The downgrade provoked a furious response from Haruhiko Kuroda, the finance ministry's vice minister for international affairs, who called the downgrade "completely inappropriate" and demanded an explanation.

"Of course we want them to reconsider, and we will be requesting that they do just that," he added.

The cuts follow similar downgrades last month by Standard & Poor, which blamed the lack of progress in government reforms to tackle public debt.

Moody's slashed its rating for yen-denominated domestic securities issued or guaranteed by the Japanese government by two notches, to A2 from Aa3. Moody's last cut the rating in December.
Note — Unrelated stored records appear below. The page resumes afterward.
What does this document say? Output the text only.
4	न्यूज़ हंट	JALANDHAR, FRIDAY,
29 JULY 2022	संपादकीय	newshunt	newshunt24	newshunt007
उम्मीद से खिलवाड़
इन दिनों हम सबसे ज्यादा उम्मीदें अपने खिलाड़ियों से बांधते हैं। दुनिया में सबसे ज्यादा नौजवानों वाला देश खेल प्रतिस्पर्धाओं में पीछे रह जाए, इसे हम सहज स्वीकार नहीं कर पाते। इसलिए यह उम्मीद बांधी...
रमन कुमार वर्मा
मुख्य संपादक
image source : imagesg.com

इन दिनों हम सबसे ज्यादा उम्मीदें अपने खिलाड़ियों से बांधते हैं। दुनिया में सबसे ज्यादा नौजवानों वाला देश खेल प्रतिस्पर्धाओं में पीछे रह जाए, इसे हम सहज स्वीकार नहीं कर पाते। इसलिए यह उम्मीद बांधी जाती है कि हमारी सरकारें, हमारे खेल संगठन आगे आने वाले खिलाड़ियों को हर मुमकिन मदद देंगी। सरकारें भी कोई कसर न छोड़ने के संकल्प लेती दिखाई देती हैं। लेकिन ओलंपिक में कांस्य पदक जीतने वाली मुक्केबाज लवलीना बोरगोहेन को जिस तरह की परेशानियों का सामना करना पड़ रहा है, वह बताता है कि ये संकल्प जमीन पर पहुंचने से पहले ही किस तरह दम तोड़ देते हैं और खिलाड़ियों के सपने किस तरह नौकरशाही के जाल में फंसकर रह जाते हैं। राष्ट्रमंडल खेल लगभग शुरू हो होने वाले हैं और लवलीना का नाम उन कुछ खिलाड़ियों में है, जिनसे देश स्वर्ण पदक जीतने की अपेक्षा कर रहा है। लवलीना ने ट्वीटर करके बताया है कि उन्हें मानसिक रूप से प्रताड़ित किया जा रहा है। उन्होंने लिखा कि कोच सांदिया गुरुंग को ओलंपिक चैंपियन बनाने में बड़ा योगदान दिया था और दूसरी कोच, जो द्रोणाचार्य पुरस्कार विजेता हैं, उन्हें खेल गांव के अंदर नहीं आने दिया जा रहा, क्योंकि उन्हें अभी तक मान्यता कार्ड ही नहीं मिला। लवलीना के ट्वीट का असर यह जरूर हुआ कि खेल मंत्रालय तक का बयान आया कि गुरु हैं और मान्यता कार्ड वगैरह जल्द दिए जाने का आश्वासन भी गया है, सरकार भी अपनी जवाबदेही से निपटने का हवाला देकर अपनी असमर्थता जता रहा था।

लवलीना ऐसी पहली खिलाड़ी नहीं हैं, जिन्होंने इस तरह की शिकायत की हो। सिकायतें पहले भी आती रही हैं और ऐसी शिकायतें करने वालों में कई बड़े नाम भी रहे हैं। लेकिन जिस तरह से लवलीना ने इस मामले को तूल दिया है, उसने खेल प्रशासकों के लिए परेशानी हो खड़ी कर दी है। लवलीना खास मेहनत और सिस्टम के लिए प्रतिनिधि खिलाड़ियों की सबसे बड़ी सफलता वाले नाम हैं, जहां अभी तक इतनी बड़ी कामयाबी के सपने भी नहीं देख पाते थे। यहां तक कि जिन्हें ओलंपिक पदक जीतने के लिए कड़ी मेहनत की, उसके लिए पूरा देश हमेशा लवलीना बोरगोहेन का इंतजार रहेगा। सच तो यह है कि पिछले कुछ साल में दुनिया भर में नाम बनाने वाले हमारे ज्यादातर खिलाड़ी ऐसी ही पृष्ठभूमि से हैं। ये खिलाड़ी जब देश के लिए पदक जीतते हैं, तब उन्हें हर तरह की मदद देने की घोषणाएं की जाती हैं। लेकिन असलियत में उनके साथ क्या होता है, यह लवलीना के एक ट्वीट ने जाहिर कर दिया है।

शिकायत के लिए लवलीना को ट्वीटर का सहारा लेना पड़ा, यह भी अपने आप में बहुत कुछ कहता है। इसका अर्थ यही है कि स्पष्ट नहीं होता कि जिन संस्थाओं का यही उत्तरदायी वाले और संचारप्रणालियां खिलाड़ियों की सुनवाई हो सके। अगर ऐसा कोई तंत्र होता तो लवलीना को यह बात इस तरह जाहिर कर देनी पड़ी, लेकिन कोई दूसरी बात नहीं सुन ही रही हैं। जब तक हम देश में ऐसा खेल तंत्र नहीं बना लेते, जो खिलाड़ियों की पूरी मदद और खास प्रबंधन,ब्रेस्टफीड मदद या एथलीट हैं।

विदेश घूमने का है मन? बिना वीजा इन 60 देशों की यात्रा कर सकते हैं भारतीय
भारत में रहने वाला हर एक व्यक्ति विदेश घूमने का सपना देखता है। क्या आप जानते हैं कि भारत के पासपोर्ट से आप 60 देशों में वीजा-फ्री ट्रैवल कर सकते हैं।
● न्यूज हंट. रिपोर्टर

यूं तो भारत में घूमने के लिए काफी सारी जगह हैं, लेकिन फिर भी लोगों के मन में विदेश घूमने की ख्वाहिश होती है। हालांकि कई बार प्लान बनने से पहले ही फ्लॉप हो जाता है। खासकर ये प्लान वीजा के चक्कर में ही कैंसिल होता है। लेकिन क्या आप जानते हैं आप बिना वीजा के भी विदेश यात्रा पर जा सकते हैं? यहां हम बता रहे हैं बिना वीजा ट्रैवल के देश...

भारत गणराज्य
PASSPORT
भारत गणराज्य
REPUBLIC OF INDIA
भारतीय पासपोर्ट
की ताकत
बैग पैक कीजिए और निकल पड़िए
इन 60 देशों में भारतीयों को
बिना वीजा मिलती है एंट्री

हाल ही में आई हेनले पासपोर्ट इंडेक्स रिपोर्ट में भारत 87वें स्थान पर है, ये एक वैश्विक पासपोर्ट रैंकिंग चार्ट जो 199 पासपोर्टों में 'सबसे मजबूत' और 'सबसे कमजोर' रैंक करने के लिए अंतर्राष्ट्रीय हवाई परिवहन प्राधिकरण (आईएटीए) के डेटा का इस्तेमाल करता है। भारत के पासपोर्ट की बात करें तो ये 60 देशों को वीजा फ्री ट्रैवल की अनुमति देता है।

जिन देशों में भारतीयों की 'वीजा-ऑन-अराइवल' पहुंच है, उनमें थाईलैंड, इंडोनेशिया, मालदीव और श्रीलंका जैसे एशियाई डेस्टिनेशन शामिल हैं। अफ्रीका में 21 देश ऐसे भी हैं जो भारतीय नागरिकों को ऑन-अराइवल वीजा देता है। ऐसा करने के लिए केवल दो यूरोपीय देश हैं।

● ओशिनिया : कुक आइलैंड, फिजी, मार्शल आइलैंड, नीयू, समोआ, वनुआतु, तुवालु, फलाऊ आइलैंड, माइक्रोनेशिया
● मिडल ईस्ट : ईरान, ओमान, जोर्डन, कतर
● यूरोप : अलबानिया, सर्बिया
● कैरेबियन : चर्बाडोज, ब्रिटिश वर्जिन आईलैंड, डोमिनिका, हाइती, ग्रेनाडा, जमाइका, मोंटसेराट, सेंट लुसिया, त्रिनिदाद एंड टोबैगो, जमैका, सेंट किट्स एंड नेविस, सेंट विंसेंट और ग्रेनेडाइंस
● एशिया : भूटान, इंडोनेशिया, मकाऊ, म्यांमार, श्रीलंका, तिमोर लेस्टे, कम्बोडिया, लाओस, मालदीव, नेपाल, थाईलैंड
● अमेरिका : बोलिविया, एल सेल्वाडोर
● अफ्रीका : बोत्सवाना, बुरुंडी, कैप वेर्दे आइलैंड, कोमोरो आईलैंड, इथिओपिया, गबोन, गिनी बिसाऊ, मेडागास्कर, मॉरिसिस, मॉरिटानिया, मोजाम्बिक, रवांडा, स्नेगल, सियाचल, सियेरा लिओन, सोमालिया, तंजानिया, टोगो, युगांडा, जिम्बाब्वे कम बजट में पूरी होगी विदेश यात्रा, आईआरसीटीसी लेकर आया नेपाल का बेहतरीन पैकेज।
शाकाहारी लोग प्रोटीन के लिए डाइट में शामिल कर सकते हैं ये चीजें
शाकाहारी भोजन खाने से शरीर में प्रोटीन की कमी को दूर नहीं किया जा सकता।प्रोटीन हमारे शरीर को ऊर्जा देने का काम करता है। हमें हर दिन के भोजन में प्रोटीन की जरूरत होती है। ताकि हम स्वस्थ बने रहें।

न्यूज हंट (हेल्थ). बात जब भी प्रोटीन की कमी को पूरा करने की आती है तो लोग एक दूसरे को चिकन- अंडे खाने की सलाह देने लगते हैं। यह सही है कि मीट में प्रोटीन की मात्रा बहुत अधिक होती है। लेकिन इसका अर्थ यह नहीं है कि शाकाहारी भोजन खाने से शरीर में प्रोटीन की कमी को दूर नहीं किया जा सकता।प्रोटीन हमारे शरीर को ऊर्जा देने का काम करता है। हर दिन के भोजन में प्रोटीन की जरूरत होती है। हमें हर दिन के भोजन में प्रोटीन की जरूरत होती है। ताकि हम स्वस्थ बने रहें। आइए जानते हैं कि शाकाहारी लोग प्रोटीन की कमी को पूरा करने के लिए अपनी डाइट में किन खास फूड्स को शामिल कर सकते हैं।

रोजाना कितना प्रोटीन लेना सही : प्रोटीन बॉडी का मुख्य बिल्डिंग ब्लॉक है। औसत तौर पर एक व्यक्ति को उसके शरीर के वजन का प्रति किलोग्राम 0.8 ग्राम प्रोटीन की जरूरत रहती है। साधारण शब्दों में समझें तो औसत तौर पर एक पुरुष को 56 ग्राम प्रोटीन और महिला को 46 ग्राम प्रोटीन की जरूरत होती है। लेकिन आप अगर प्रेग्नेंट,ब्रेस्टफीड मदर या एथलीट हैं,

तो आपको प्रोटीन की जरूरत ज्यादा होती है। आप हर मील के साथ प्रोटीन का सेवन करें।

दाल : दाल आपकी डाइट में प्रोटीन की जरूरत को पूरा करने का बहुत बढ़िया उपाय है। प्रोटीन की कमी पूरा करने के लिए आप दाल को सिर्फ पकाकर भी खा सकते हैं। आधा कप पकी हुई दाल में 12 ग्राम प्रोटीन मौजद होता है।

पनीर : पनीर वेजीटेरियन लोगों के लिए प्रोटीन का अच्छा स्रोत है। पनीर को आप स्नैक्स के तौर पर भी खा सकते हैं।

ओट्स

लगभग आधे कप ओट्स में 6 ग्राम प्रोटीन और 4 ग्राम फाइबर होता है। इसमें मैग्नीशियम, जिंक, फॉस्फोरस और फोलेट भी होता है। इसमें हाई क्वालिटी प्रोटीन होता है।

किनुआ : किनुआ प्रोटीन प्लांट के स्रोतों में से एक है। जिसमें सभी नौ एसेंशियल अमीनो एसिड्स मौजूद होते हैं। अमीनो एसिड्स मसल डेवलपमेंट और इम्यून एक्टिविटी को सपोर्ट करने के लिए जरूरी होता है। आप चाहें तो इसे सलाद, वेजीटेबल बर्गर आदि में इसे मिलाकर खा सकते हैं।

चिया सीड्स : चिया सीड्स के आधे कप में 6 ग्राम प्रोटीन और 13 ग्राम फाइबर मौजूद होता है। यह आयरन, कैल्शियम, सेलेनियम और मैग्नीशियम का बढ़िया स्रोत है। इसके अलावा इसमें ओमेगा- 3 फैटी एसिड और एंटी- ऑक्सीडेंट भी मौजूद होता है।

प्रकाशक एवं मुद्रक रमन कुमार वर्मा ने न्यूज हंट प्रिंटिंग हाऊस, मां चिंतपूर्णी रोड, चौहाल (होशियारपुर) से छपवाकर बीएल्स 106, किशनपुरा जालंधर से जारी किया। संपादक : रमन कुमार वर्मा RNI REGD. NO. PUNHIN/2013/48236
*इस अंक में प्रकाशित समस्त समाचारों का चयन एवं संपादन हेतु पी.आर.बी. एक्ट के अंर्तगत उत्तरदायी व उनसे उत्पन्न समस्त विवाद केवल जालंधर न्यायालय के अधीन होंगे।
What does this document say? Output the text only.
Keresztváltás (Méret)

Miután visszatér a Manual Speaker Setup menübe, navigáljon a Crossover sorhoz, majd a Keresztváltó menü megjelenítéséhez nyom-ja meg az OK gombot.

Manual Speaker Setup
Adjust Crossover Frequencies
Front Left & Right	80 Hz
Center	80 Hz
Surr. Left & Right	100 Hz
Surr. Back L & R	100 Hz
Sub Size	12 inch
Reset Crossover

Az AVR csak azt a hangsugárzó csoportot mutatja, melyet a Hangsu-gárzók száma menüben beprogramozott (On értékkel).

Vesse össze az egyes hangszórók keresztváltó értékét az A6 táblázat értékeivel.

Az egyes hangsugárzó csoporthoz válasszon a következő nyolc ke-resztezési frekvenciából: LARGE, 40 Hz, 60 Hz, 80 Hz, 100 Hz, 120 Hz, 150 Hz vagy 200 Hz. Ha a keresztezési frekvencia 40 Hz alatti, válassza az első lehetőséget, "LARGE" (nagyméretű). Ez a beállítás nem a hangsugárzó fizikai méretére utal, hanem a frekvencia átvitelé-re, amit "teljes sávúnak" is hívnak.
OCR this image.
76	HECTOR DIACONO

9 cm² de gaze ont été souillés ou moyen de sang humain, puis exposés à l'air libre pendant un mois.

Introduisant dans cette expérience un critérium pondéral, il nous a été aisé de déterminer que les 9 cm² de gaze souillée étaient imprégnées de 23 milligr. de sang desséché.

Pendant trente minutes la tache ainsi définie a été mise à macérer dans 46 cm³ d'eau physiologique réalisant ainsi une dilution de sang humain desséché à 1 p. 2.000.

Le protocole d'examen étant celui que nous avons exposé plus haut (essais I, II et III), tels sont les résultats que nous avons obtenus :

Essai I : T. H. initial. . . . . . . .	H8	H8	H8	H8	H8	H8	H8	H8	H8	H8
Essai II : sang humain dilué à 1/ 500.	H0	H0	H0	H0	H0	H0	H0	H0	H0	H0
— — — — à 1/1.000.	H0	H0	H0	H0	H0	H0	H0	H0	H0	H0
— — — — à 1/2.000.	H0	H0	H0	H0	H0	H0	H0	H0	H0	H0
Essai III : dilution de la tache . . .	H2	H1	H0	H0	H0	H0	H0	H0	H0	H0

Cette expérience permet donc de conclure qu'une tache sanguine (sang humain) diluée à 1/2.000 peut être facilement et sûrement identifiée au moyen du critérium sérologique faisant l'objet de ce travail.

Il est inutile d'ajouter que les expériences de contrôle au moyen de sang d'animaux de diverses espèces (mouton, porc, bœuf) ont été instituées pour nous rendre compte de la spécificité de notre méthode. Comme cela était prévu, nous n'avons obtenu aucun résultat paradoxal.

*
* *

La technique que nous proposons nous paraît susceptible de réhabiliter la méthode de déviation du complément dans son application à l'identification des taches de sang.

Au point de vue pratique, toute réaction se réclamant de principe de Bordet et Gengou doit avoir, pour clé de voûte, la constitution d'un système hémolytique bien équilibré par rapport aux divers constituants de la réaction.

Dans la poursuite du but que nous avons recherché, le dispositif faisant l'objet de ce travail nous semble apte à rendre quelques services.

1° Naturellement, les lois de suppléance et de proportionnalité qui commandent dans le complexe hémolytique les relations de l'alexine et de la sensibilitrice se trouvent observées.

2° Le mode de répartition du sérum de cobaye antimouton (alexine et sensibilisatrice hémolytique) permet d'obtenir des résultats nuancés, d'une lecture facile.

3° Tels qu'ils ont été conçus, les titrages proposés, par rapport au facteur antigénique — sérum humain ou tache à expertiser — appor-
The agency said the level of government indebtedness "will approach levels unprecedented in the postwar era in the developed world, and that as such Japan will be entering 'uncharted territory'."

By the end of March, Japan's public debt stood around 675,000 billion yen (£3,800bn) or about 135% of gross domestic product, higher than nearly any other industrialised country.

The prime minister, Junichiro Koizumi, has promised reforms to clean up massive bad debts at Japanese banks, rein in public spending and turn over money-losing public businesses to the private sector. He has also pledged to cap new government debt issues at 30,000 billion yen.

But many analysts say Japan's decade-long economic slump is far from improving, and warn that lawmakers are failing to grasp the magnitude of the crisis.

The problems are only made worse by Japan's ageing population, which will force the government to spend more on health and retirement, and by bad loans overhanging private banks.

Moody's predicted that domestic debt would worsen over the next few years but that several features would prevent Japan from plunging into a medium-term crisis. Among them were Japan's high household savings rate and the small scale of the government's exposure to foreign creditors.

Japan's benchmark 225-issue Nikkei stock average fell 6.33 points, or 0.05 percent, to 11,763.70, erasing morning gains on news of the Moody's downgrade.